DALLAS Feb. 8, 2011 The popular drug dutasteride may not be a cost-effective way to prevent prostate cancer in men who are at elevated risk of developing the disease, according to findings by a UT Southwestern Medical Center researcher.

In a study available in the January issue of Cancer Prevention Research, investigators found that the medication, at an annual cost of $1,400, is impractical when compared to the marginal impact on survival and quality of life in at-risk groups. The drug is indicated for the treatment of enlarged prostates but also is widely prescribed for chemoprevention.

"Because prostate cancer is the most common cancer in men, the implications of this data are significant since there could be millions of men who would be eligible for anti-cancer drugs," said Dr. Yair Lotan, associate professor of urology at UT Southwestern. "Prior to instituting a chemoprevention strategy to a large population, the utility and cost need to be well understood. Whether a medication improves survival, how it affects quality of life, and what its financial implications will be are all critical issues. Because dutasteride typically is prescribed for the lifetime of the patient, and therefore taken daily for decades, the cost issue is particularly relevant."

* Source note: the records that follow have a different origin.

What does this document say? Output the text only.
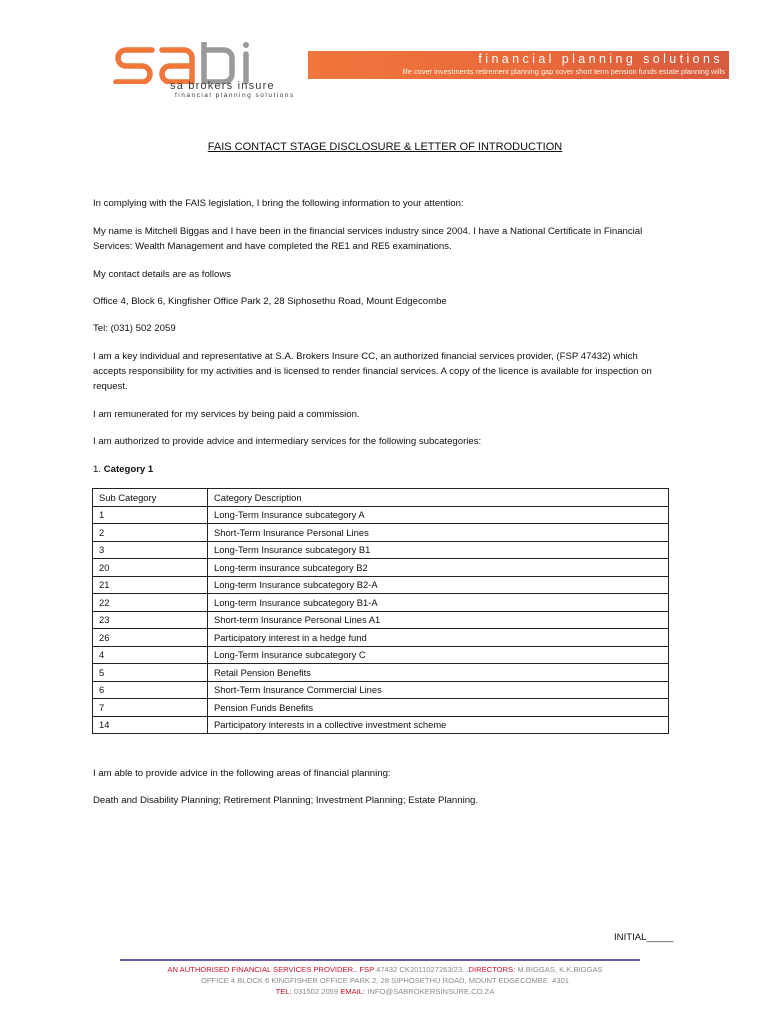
sa brokers insure
financial planning solutions
financial planning solutions
life cover investments retirement planning gap cover short term pension funds estate planning wills
FAIS CONTACT STAGE DISCLOSURE & LETTER OF INTRODUCTION
In complying with the FAIS legislation, I bring the following information to your attention:
My name is Mitchell Biggas and I have been in the financial services industry since 2004. I have a National Certificate in Financial Services: Wealth Management and have completed the RE1 and RE5 examinations.
My contact details are as follows
Office 4, Block 6, Kingfisher Office Park 2, 28 Siphosethu Road, Mount Edgecombe
Tel: (031) 502 2059
I am a key individual and representative at S.A. Brokers Insure CC, an authorized financial services provider, (FSP 47432) which accepts responsibility for my activities and is licensed to render financial services. A copy of the licence is available for inspection on request.
I am remunerated for my services by being paid a commission.
I am authorized to provide advice and intermediary services for the following subcategories:
1. Category 1
Sub Category	Category Description
1	Long-Term Insurance subcategory A
2	Short-Term Insurance Personal Lines
3	Long-Term Insurance subcategory B1
20	Long-term insurance subcategory B2
21	Long-term Insurance subcategory B2-A
22	Long-term Insurance subcategory B1-A
23	Short-term Insurance Personal Lines A1
26	Participatory interest in a hedge fund
4	Long-Term Insurance subcategory C
5	Retail Pension Benefits
6	Short-Term Insurance Commercial Lines
7	Pension Funds Benefits
14	Participatory interests in a collective investment scheme
I am able to provide advice in the following areas of financial planning:
Death and Disability Planning; Retirement Planning; Investment Planning; Estate Planning.
INITIAL_____
AN AUTHORISED FINANCIAL SERVICES PROVIDER.. FSP 47432 CK2011027263/23...DIRECTORS: M.BIGGAS, K.K.BIGGAS
OFFICE 4 BLOCK 6 KINGFISHER OFFICE PARK 2, 28 SIPHOSETHU ROAD, MOUNT EDGECOMBE. 4301
TEL: 031502 2059 EMAIL: INFO@SABROKERSINSURE.CO.ZA
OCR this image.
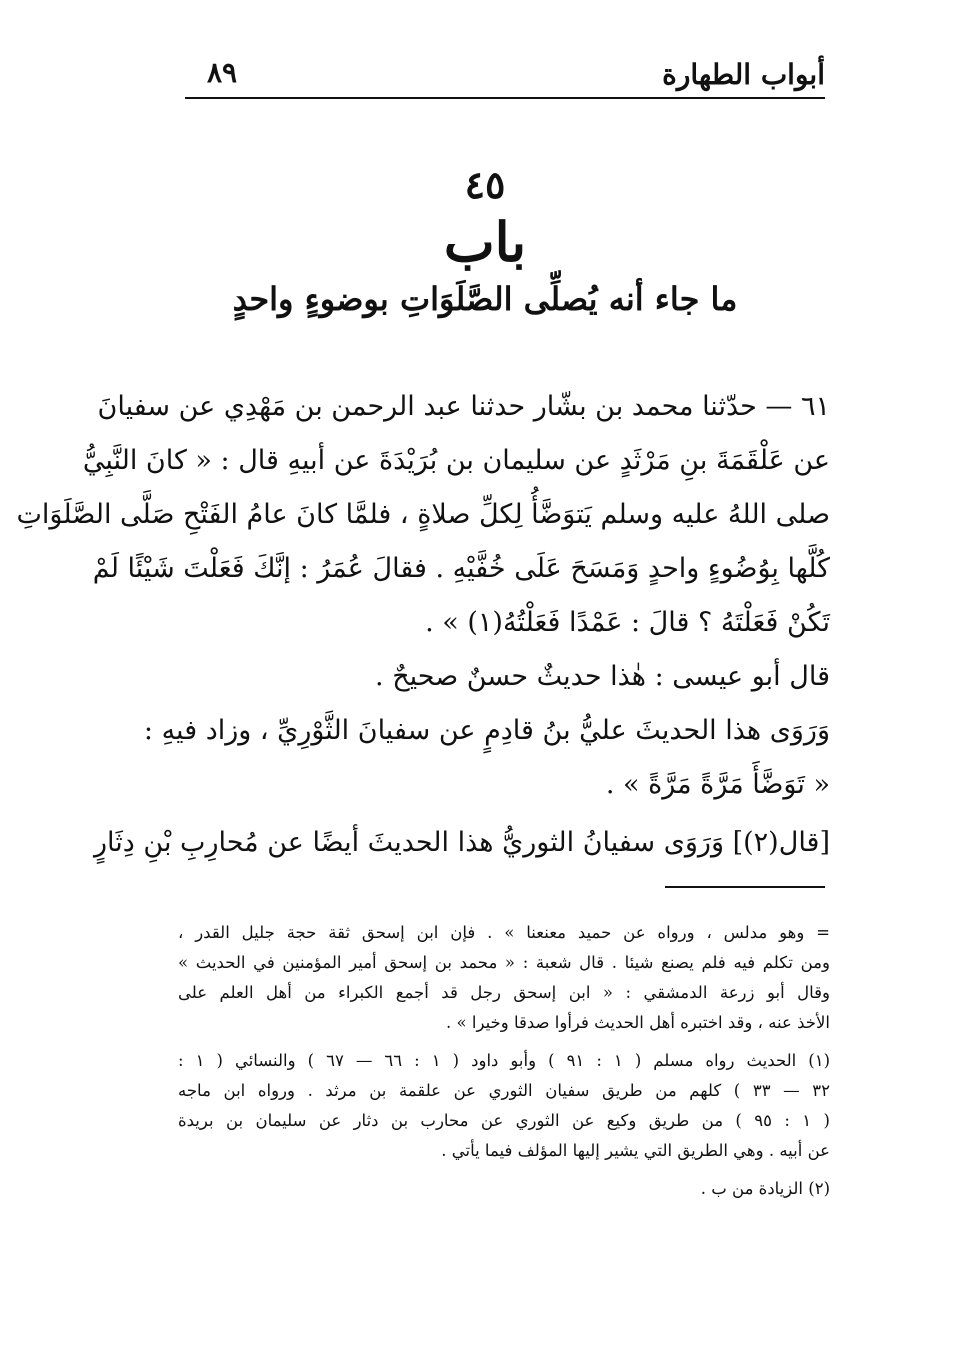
أبواب الطهارة
٨٩
٤٥
باب
ما جاء أنه يُصلِّى الصَّلَوَاتِ بوضوءٍ واحدٍ
٦١ — حدّثنا محمد بن بشّار حدثنا عبد الرحمن بن مَهْدِي عن سفيانَ
عن عَلْقَمَةَ بنِ مَرْثَدٍ عن سليمان بن بُرَيْدَةَ عن أبيهِ قال : « كانَ النَّبِيُّ
صلى اللهُ عليه وسلم يَتوَضَّأُ لِكلِّ صلاةٍ ، فلمَّا كانَ عامُ الفَتْحِ صَلَّى الصَّلَوَاتِ
كُلَّها بِوُضُوءٍ واحدٍ وَمَسَحَ عَلَى خُفَّيْهِ . فقالَ عُمَرُ : إنَّكَ فَعَلْتَ شَيْئًا لَمْ
تَكُنْ فَعَلْتَهُ ؟ قالَ : عَمْدًا فَعَلْتُهُ(١) » .
قال أبو عيسى : هٰذا حديثٌ حسنٌ صحيحٌ .
وَرَوَى هذا الحديثَ عليُّ بنُ قادِمٍ عن سفيانَ الثَّوْرِيِّ ، وزاد فيهِ :
« تَوَضَّأَ مَرَّةً مَرَّةً » .
[قال(٢)] وَرَوَى سفيانُ الثوريُّ هذا الحديثَ أيضًا عن مُحارِبِ بْنِ دِثَارٍ
= وهو مدلس ، ورواه عن حميد معنعنا » . فإن ابن إسحق ثقة حجة جليل القدر ،
ومن تكلم فيه فلم يصنع شيئا . قال شعبة : « محمد بن إسحق أمير المؤمنين في الحديث »
وقال أبو زرعة الدمشقي : « ابن إسحق رجل قد أجمع الكبراء من أهل العلم على
الأخذ عنه ، وقد اختبره أهل الحديث فرأوا صدقا وخيرا » .
(١) الحديث رواه مسلم ( ١ : ٩١ ) وأبو داود ( ١ : ٦٦ — ٦٧ ) والنسائي ( ١ :
٣٢ — ٣٣ ) كلهم من طريق سفيان الثوري عن علقمة بن مرثد . ورواه ابن ماجه
( ١ : ٩٥ ) من طريق وكيع عن الثوري عن محارب بن دثار عن سليمان بن بريدة
عن أبيه . وهي الطريق التي يشير إليها المؤلف فيما يأتي .
(٢) الزيادة من ب .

Prior research has shown that dutasteride reduced the relative risk of prostate cancer over a four-year period by 22.8 percent, but questions have remained about its cost-effectiveness. The current study analyzed the lifetime health-related costs of the drug in patients at greater risk of developing prostate cancer and compared them to other factors, such as quality and length of life.

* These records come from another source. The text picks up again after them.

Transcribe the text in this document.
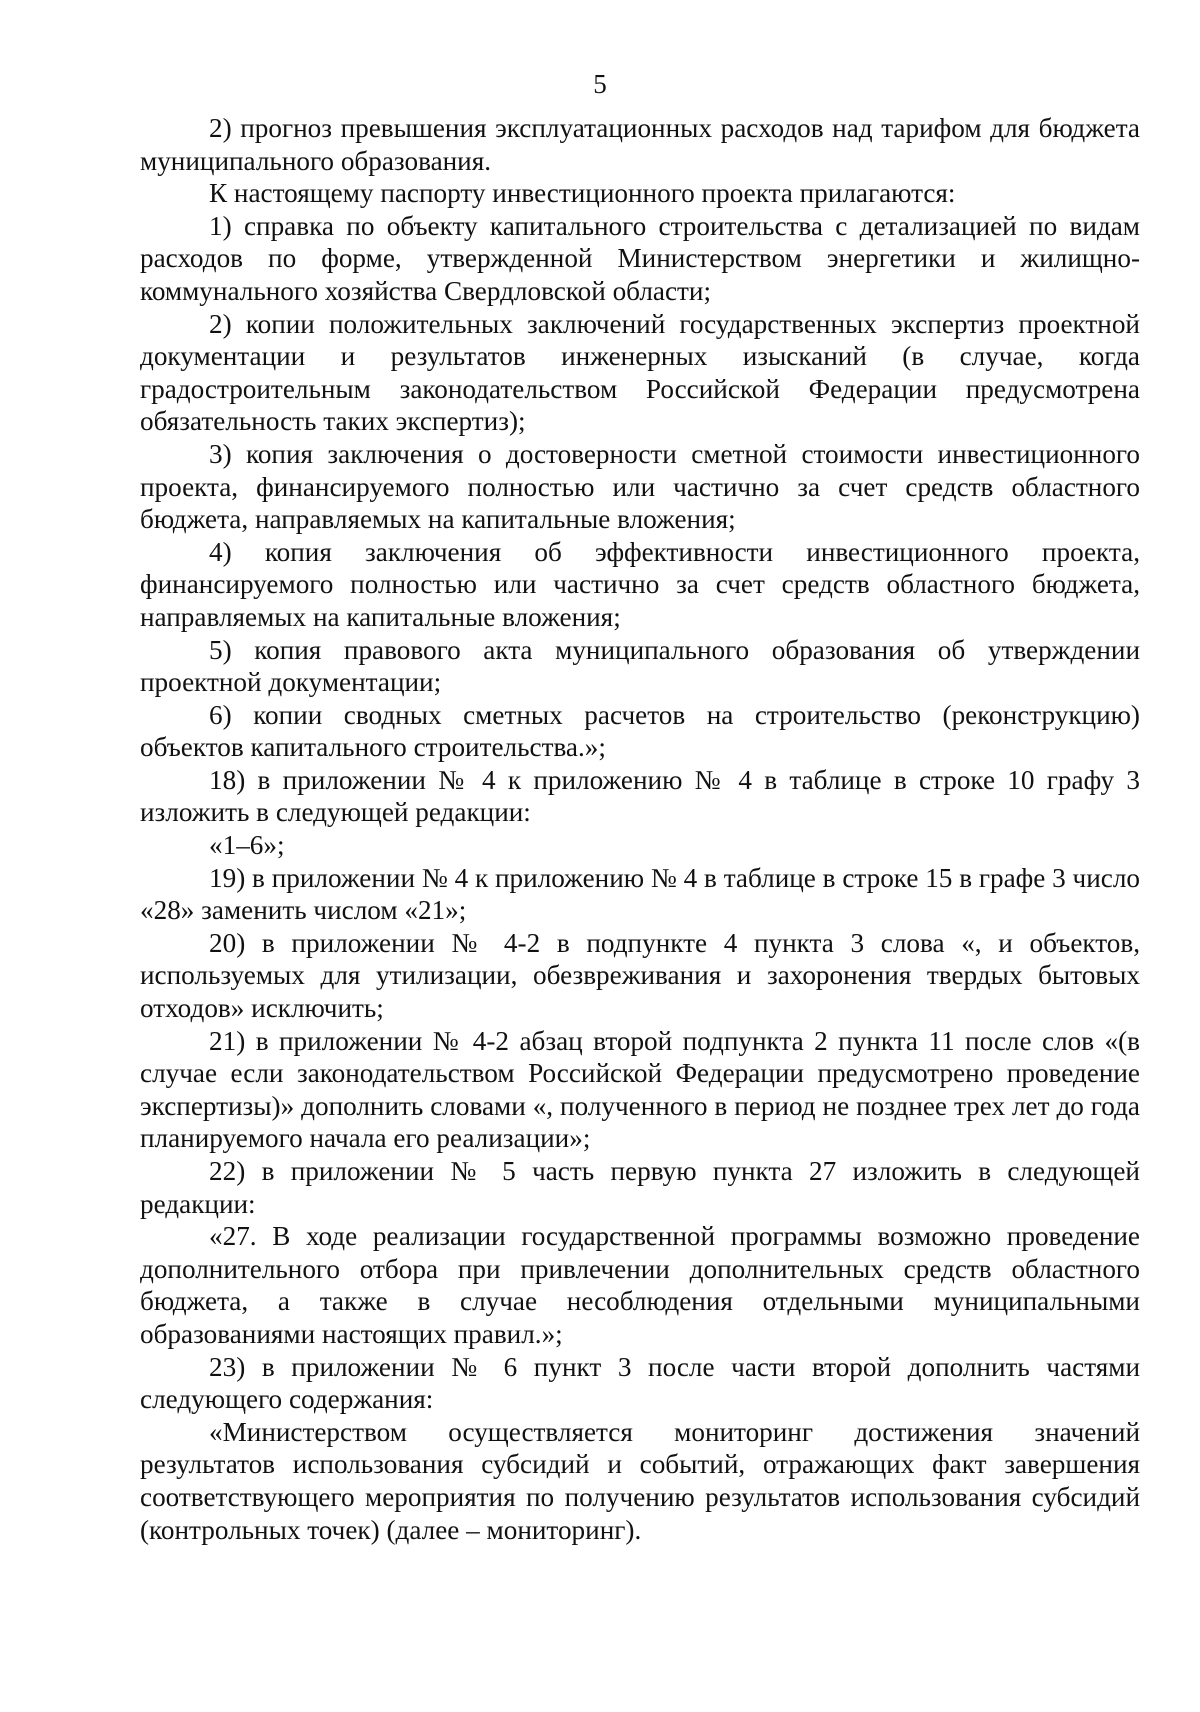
5

2) прогноз превышения эксплуатационных расходов над тарифом для бюджета муниципального образования.

К настоящему паспорту инвестиционного проекта прилагаются:

1) справка по объекту капитального строительства с детализацией по видам расходов по форме, утвержденной Министерством энергетики и жилищно-коммунального хозяйства Свердловской области;

2) копии положительных заключений государственных экспертиз проектной документации и результатов инженерных изысканий (в случае, когда градостроительным законодательством Российской Федерации предусмотрена обязательность таких экспертиз);

3) копия заключения о достоверности сметной стоимости инвестиционного проекта, финансируемого полностью или частично за счет средств областного бюджета, направляемых на капитальные вложения;

4) копия заключения об эффективности инвестиционного проекта, финансируемого полностью или частично за счет средств областного бюджета, направляемых на капитальные вложения;

5) копия правового акта муниципального образования об утверждении проектной документации;

6) копии сводных сметных расчетов на строительство (реконструкцию) объектов капитального строительства.»;

18) в приложении № 4 к приложению № 4 в таблице в строке 10 графу 3 изложить в следующей редакции:

«1–6»;

19) в приложении № 4 к приложению № 4 в таблице в строке 15 в графе 3 число «28» заменить числом «21»;

20) в приложении № 4-2 в подпункте 4 пункта 3 слова «, и объектов, используемых для утилизации, обезвреживания и захоронения твердых бытовых отходов» исключить;

21) в приложении № 4-2 абзац второй подпункта 2 пункта 11 после слов «(в случае если законодательством Российской Федерации предусмотрено проведение экспертизы)» дополнить словами «, полученного в период не позднее трех лет до года планируемого начала его реализации»;

22) в приложении № 5 часть первую пункта 27 изложить в следующей редакции:

«27. В ходе реализации государственной программы возможно проведение дополнительного отбора при привлечении дополнительных средств областного бюджета, а также в случае несоблюдения отдельными муниципальными образованиями настоящих правил.»;

23) в приложении № 6 пункт 3 после части второй дополнить частями следующего содержания:

«Министерством осуществляется мониторинг достижения значений результатов использования субсидий и событий, отражающих факт завершения соответствующего мероприятия по получению результатов использования субсидий (контрольных точек) (далее – мониторинг).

Dr. Lotan and his colleague, Dr. Robert Svatek of UT Health Science Center at San Antonio, used a Markov probability model to compare the lifetime cost of taking dutasteride with no therapy. They used data from a previous trial and studies that evaluated outcomes of patients with prostate cancer, including treatment-related complications to create the model. The primary outcome was measured in quality-adjusted life years (QALY), which takes into account both quality and quantity of life.

"The study found that dutasteride was not cost-effective for chemoprevention unless and until a strategy is developed for targeting very high-risk patients and the cost of the drug decreases," said Dr. Lotan. "For the average man, the drug provides minimal survival benefits, and the reduction on treatment-related complications does not compensate for the high costs of every man taking the drug for many years."